Ordered that the order is affirmed, with costs.
The principal issue in this case is whether the petitioners, minority shareholders in the appellant Arkwin Industries, Inc. (hereinafter Arkwin), who dissented to a merger of the corporation but failed to submit their stock certificates for notation pursuant to Business Corporation Law § 623 (f), were precluded from exercising their dissenters’ rights where Arkwin *598failed, within 45 days of the date the petitioners filed their notice of dissent, to exercise its option pursuant to that statute to terminate the dissenters’ rights.
The court properly held that Arkwin, by failing to exercise its option to terminate the petitioners’ dissenters’ rights, is precluded from arguing that the petitioners are not entitled to have their shares appraised. The Business Corporation Law provides that "[a]ny shareholder of shares represented by certificates who fails to submit his certificates for such notation as herein specified shall, at the option of the corporation exercised by written notice to him within forty-five days from the date of filing of such notice of election to dissent, lose his dissenter’s rights unless a court, for good cause shown, shall otherwise direct” (Business Corporation Law § 623 [f]). The petitioners concede that they failed to timely submit the certificates. However, Arkwin’s failure to exercise its option to terminate the petitioners’ dissenters’ rights within 45 days from the time it received notice of the petitioners’ objection to the merger precludes it from refusing the petitioners their dissenters’ rights.
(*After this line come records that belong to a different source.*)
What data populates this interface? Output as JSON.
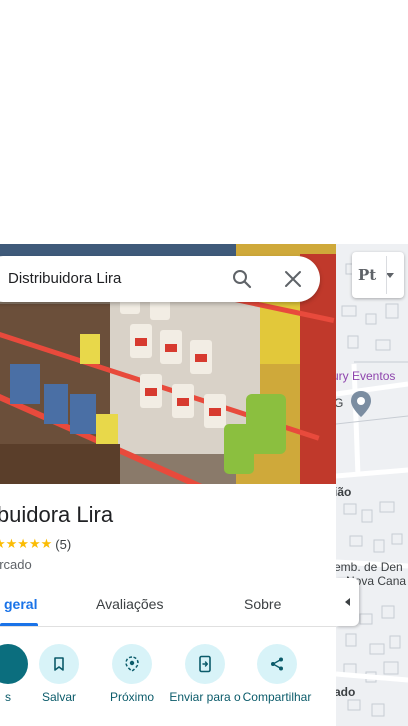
{
  "search": {
    "query": "Distribuidora Lira"
  },
  "place": {
    "name": "ibuidora Lira",
    "rating_count": "(5)",
    "category": "ercado"
  },
  "tabs": [
    {
      "label": "geral",
      "active": true
    },
    {
      "label": "Avaliações",
      "active": false
    },
    {
      "label": "Sobre",
      "active": false
    }
  ],
  "actions": [
    {
      "label": "s",
      "icon": "directions-icon"
    },
    {
      "label": "Salvar",
      "icon": "bookmark-icon"
    },
    {
      "label": "Próximo",
      "icon": "nearby-icon"
    },
    {
      "label": "Enviar para o",
      "icon": "send-to-phone-icon"
    },
    {
      "label": "Compartilhar",
      "icon": "share-icon"
    }
  ],
  "map": {
    "layer_label": "Pt",
    "labels": {
      "eventos": "ury Eventos",
      "g": "G",
      "uiao": "ião",
      "dem": "emb. de Den",
      "nova": "Nova Cana",
      "ado": "ado"
    }
  },
  "colors": {
    "accent": "#1a73e8",
    "action_bg": "#d8f3f8",
    "action_primary": "#0b6e7e",
    "star": "#fbbc04"
  }
}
Arkwin is incorrect in its assertion that the petitioners, by failing to demonstrate good cause for their delay in submitting their certificates for notation, were precluded from obtaining dissenters’ rights. A reading of Business Corporation Law § 623 (f) indicates that a shareholder need only demonstrate "good cause” to reinstate his or her dissenter’s rights after they have been vitiated by a corporation’s exercise of the option provided for in the statute.
We have reviewed the parties’ remaining contentions and find them to be without merit. Bracken, J. P., Kunzeman, Eiber and Harwood, JJ., concur.